Но были у них и свои отличия. Молодой граф, как все его называли, был законным владельцем тысячи гектаров поместья Ардант вместе с замком и довольно изящным фермерским домиком, где жила наша небольшая, скромная семья из трех человек, многочисленными амбарами и надворными постройками. Отец же мой — в сущности, фермер. Конечно, он был исключительным, доблестным фермером, человеком кристальной честности, как он любил выражаться, которому поручили присматривать за фермой поместья Ардант, что говорит о многом. Коровы, лохматые рабочие лошади, орды кудахчущих кур, поля томатов, раскинувшиеся, подобно ярко-красному морю, — за все это он отвечал. Но вскоре я понял, что добродушие моего отца, его преданность моей матери и еще большая преданность мне объяснялись всего лишь боязнью. Он любил нас обоих — жену и Головастика, но в конечном счете (одно из его любимых выражений) от начала и до конца был угодником. Да, он угодливо снимал шапку при встрече с молодым графом и на самом деле боялся моей матери и меня самого, хоть и по другим причинам. Его сила и подобострастие перед теми, кого он любил, проистекали из робости — так, словно бы сама чистота его любви могла их оскорбить, как и случилось впоследствии. Да, он был чистейшим человеком. Угодником! Но в полумладенчестве я гордился своим дорогим Папочкой, как я стал его называть, не меньше, чем молодым графом.

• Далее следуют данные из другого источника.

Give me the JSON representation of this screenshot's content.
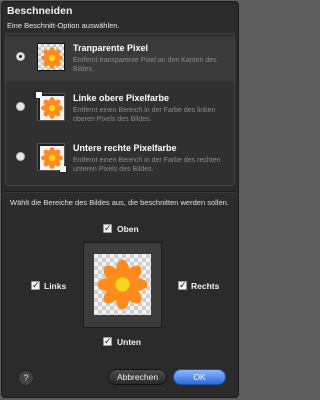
{
  "dialog": {
    "title": "Beschneiden",
    "subtitle": "Eine Beschnitt-Option auswählen."
  },
  "options": [
    {
      "title": "Tranparente Pixel",
      "description": "Entfernt transparente Pixel an den Kanten des Bildes.",
      "selected": true
    },
    {
      "title": "Linke obere Pixelfarbe",
      "description": "Entfernt einen Bereich in der Farbe des linken oberen Pixels des Bildes.",
      "selected": false
    },
    {
      "title": "Untere rechte Pixelfarbe",
      "description": "Entfernt einen Bereich in der Farbe des rechten unteren Pixels des Bildes.",
      "selected": false
    }
  ],
  "crop_sides": {
    "description": "Wählt die Bereiche des Bildes aus, die beschnitten werden sollen.",
    "top": {
      "label": "Oben",
      "checked": true
    },
    "left": {
      "label": "Links",
      "checked": true
    },
    "right": {
      "label": "Rechts",
      "checked": true
    },
    "bottom": {
      "label": "Unten",
      "checked": true
    }
  },
  "footer": {
    "help_label": "?",
    "cancel_label": "Abbrechen",
    "ok_label": "OK"
  },
  "colors": {
    "dialog_bg": "#2b2b2b",
    "flower_petal": "#ff8a1e",
    "flower_center": "#ffd21f",
    "ok_button": "#2d6cdf"
  },
  "icons": {
    "check": "✓"
  }
}
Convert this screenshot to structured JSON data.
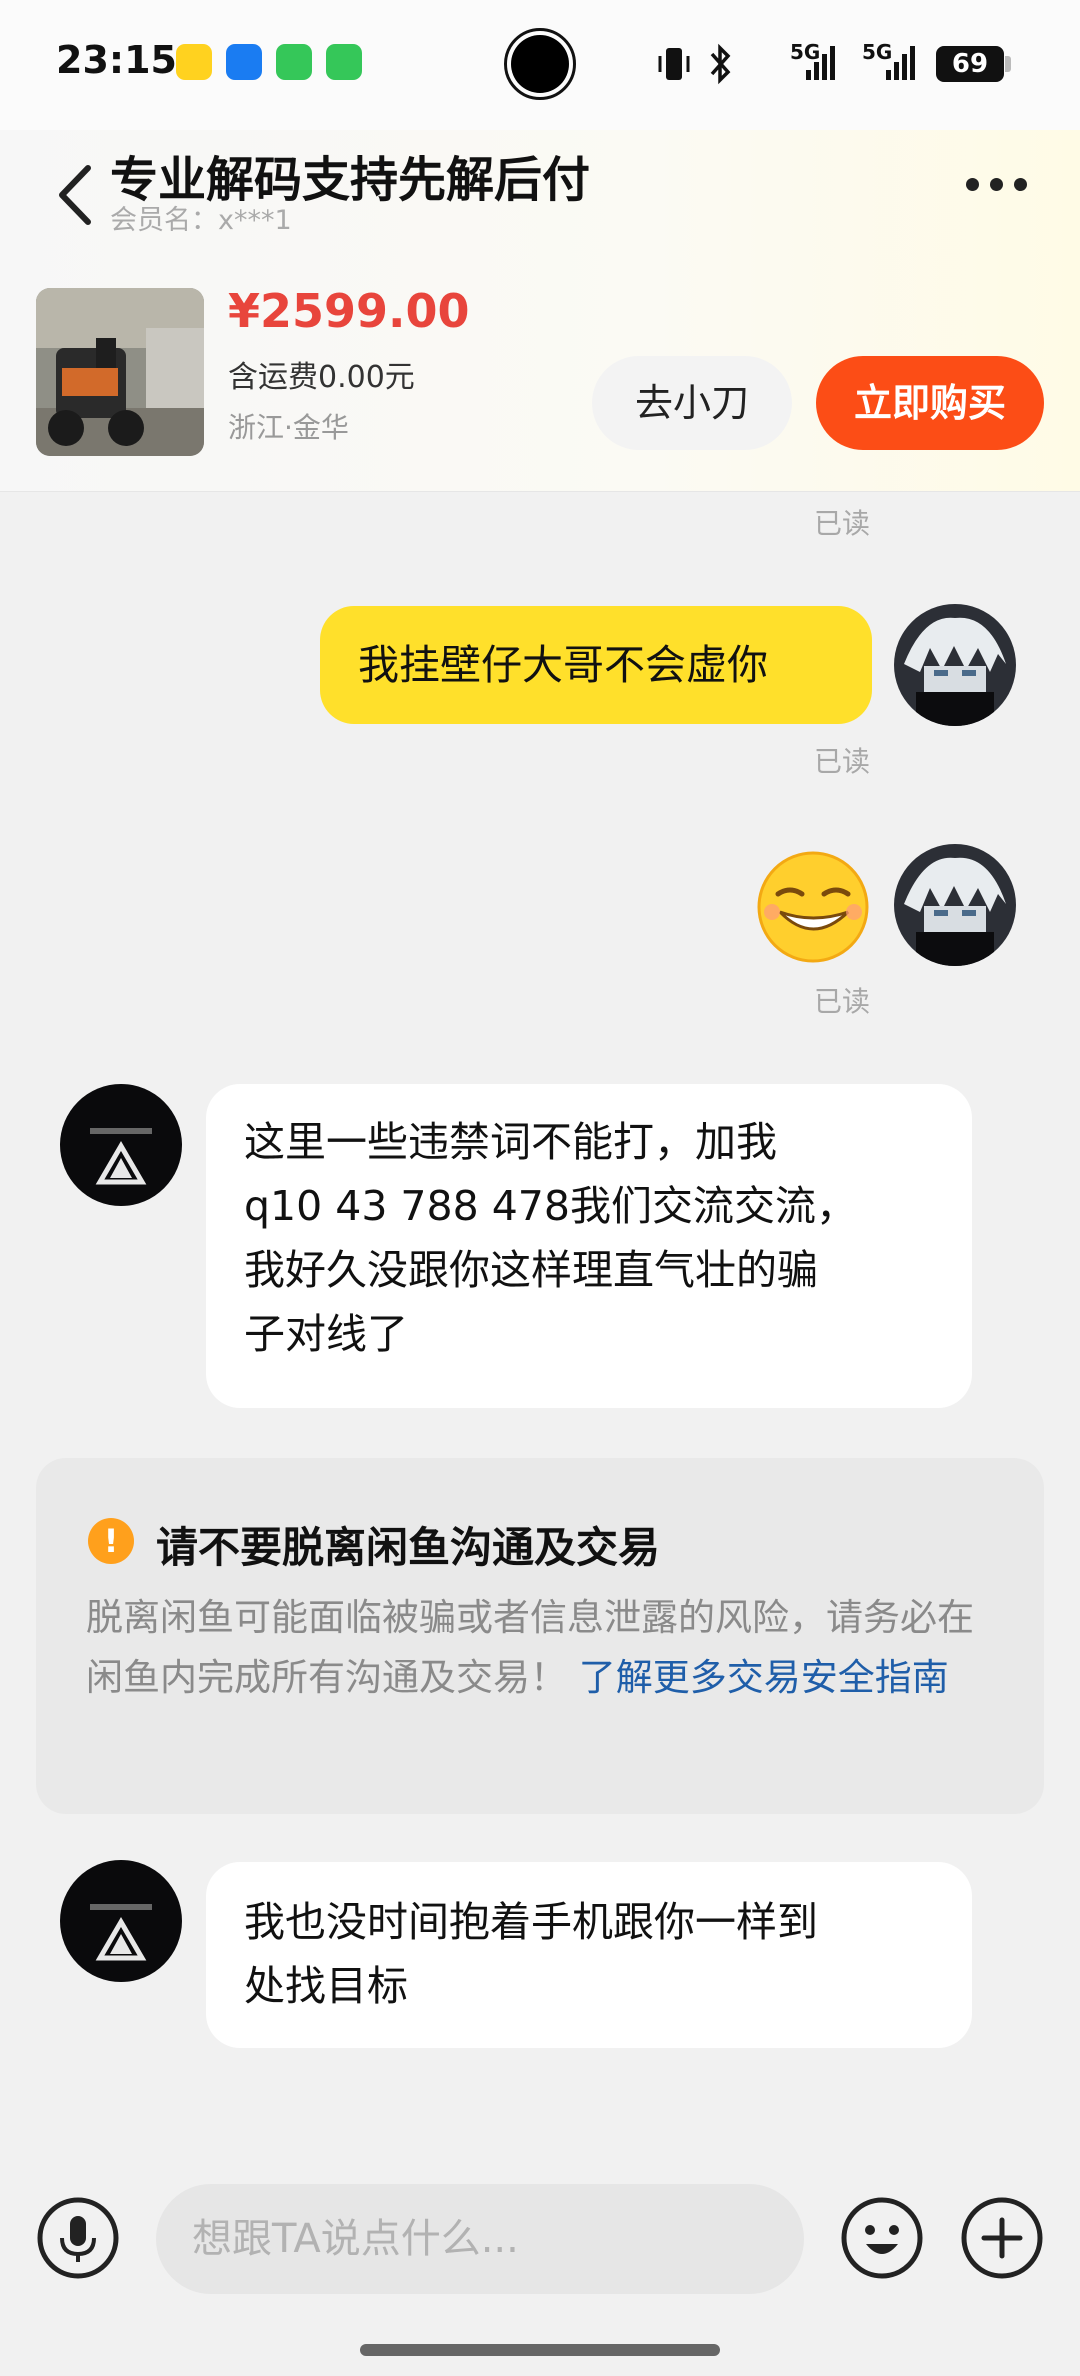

Здесь необходимо добавить, что дорогая Матушка занимала собственное, вполне определенное место в мире поместья Ардант. Ведь она хозяйничала на кухне молодого графа — и эта невысокая, молодая, опрятная, миловидная и начисто лишенная манерности женщина была тем не менее кухаркой, обладавшей таким огромным талантом, который мог бы искупить даже недостатки старухи с самым несносным характером. Молодой граф называл Мари принцессой, рожденной для кухни, и от этого комплимента мой отец всегда расплывался в улыбке, а голубые глаза его сияли. Так уж случилось, что жена молодого графа занимает небольшое — хоть и переломное — место в моей истории, и пока я скажу лишь, что она оказалась намного более восприимчивой к окружающему миру, чем можно было бы ожидать от красивой юной особы с ее общественным положением. Она принадлежала к тем женщинам, чья кожа отличается поразительной упругостью и едва сдерживает натиск желания, от которого всегда столь ощутимо натягивается, подобно золотистой грозди, свисающей на тонком стебле с лозы. Молодой граф и графиня были бездетны.
Ах да, я забыл сказать об одной второстепенной, но важной детали. У моего отца и у молодого графа были невероятно черные волосы, густые и роскошные, как черный хвост старой кобылы. Могу еще добавить, что оба они курили — по большей части, сигареты, но иногда и трубки.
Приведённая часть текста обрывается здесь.